According to Sportsnet hockey insider Elliotte Friedman, Tocchet could be joined in Vancouver by one of the men who replaced him as a Pittsburgh Penguins assistant coach five years ago: Sergei Gonchar.

Friedman mentioned Gonchar as a contender to join the Canucks’ coaching staff on Monday’s episode of the 32 Thoughts podcast with Jeff Marek and reiterated similar sentiments in conversation with Don Taylor and Rick Dhaliwal later in the day on Donnie & Dhali – The Team.

“It might be at least a week but I think it’s going to be the next week to two weeks, I do think you’re going to see the coaching change, I do think it’s going to be Tocchet,” Friedman said on Donnie & Dhali. “One of the things I think the Canucks wanted, guys, is I don’t think they wanted to fire the coach on the road. Marek made a really good point about that today, the Gerard Gallant situation in Florida, with the pictures of him waiting for the cab, that the Canucks and other teams are wary of that.

“I think the other thing too, guys, is I think they’re trying to figure out who might be coming with him or what it’s all going to look like,” Friedman continued. “I’ve heard Sergei Gonchar is on their radar and I just wonder if they’re waiting to get all of this done.”

Gonchar, 48, has spent the last two seasons as an assistant coach for Russia’s national hockey team.
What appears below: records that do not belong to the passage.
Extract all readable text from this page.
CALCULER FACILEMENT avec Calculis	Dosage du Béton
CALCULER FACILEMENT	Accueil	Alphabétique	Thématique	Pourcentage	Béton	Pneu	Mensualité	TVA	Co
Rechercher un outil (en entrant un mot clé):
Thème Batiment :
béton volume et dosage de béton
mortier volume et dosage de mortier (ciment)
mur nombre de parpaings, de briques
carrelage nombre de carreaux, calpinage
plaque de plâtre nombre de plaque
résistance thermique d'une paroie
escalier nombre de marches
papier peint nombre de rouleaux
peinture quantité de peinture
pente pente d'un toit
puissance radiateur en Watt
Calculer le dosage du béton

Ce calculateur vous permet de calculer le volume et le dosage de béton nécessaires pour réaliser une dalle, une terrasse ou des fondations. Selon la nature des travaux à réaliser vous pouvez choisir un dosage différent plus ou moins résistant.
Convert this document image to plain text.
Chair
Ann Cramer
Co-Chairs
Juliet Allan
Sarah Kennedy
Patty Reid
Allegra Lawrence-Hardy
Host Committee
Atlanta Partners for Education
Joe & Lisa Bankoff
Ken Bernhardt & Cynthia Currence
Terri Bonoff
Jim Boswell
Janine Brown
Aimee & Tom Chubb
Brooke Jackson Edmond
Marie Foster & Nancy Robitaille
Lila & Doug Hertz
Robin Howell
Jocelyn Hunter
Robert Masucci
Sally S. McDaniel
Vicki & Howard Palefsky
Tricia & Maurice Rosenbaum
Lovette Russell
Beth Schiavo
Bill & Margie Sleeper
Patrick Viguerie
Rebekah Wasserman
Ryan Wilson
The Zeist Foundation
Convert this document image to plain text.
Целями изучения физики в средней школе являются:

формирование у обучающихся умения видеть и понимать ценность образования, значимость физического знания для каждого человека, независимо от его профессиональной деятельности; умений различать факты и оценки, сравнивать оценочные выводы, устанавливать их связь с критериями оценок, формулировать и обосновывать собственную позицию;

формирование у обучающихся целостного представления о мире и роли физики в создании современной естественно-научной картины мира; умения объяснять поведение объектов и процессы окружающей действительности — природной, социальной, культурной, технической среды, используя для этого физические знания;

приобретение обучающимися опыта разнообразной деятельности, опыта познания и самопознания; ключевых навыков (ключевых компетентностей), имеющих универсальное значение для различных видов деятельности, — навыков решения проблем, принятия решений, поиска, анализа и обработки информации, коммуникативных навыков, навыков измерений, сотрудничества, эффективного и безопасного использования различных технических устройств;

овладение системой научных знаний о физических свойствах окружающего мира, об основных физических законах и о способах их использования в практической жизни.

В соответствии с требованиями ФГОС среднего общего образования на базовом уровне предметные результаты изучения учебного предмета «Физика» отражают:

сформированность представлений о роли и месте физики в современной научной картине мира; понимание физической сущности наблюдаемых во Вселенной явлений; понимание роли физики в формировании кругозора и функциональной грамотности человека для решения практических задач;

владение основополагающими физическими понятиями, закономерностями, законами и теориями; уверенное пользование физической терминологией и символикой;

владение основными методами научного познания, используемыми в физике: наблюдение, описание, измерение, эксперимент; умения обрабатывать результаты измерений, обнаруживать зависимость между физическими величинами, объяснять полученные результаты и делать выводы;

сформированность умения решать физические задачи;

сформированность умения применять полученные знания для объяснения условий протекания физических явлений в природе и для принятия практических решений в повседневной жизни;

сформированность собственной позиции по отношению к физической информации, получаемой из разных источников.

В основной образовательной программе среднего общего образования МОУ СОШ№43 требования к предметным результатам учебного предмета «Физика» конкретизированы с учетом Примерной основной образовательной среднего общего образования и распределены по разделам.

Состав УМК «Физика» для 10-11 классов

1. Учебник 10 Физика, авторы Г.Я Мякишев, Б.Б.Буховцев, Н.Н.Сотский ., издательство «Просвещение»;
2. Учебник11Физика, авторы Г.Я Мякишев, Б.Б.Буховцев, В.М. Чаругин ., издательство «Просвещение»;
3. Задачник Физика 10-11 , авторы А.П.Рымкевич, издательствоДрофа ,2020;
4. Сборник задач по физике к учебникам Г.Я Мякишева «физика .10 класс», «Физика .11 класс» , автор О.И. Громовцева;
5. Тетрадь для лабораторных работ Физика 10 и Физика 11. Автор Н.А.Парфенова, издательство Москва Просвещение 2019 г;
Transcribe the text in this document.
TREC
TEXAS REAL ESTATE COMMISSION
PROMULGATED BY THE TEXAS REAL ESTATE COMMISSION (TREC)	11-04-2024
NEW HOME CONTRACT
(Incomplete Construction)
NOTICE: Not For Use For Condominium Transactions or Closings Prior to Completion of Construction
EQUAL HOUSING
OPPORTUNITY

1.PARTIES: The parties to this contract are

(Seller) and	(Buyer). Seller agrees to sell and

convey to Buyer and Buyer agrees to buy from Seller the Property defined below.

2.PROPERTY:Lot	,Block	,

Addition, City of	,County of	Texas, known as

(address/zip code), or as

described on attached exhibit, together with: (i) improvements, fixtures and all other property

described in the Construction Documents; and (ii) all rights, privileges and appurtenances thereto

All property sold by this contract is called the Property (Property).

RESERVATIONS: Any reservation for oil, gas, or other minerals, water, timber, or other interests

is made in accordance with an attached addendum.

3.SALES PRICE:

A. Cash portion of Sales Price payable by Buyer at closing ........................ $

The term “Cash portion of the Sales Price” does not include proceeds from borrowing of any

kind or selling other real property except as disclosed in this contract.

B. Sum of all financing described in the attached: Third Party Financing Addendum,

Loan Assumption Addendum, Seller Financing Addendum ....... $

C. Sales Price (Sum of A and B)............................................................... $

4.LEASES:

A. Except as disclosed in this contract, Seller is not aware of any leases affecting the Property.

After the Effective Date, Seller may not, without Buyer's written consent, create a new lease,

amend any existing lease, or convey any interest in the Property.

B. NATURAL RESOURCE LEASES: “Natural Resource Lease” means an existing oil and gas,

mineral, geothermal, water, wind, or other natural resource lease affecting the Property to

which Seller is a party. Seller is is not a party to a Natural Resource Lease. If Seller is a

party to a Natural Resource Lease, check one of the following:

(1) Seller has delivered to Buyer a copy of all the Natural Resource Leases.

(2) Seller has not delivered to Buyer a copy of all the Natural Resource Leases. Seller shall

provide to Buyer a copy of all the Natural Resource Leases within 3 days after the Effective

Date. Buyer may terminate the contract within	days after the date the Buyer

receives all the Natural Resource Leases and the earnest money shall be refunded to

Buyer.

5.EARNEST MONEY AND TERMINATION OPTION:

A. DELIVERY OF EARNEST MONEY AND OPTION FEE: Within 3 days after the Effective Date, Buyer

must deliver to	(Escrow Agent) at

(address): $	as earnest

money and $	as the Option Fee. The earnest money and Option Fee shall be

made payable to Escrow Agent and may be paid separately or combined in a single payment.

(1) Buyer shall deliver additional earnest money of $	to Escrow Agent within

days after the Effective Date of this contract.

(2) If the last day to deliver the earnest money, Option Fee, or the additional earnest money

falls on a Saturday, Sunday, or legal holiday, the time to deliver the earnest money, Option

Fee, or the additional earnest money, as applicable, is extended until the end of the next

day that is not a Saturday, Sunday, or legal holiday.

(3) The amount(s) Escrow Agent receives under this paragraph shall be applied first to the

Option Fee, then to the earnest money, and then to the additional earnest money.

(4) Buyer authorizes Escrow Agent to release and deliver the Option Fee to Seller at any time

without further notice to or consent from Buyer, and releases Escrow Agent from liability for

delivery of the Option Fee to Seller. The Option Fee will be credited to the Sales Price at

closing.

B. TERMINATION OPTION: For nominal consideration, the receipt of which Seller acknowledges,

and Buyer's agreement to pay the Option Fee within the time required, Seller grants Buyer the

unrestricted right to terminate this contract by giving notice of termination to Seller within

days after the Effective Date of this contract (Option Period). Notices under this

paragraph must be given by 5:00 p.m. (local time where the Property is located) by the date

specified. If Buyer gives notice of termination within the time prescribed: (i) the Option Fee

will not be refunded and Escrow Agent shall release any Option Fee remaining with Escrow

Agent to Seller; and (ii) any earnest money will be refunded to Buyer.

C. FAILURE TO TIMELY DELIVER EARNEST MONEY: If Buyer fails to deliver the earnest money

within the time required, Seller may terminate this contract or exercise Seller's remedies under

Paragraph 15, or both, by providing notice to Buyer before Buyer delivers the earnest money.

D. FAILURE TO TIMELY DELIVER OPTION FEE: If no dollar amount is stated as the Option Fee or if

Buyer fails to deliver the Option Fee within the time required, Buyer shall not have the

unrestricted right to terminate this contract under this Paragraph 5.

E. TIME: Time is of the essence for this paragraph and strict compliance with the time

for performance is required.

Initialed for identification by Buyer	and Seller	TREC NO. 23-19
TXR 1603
Before that, he spent five years (2015–16 to 2019–20) with the Pittsburgh Penguins, first as a development coach for the team’s defencemen before being promoted to an assistant coaching position in 2017 when Tocchet departed to take over as head coach of the Arizona Coyotes.

Before embarking upon a coaching career, Gonchar was a star NHL defenceman who spent the majority of his career with the Washington Capitals. The 6’2″, 210-pound lefty scored 220 goals and 811 points in 1,301 career games with Washington, Boston, Pittsburgh, Ottawa, Dallas, and Montreal, winning the Stanley Cup with the Penguins in 2009.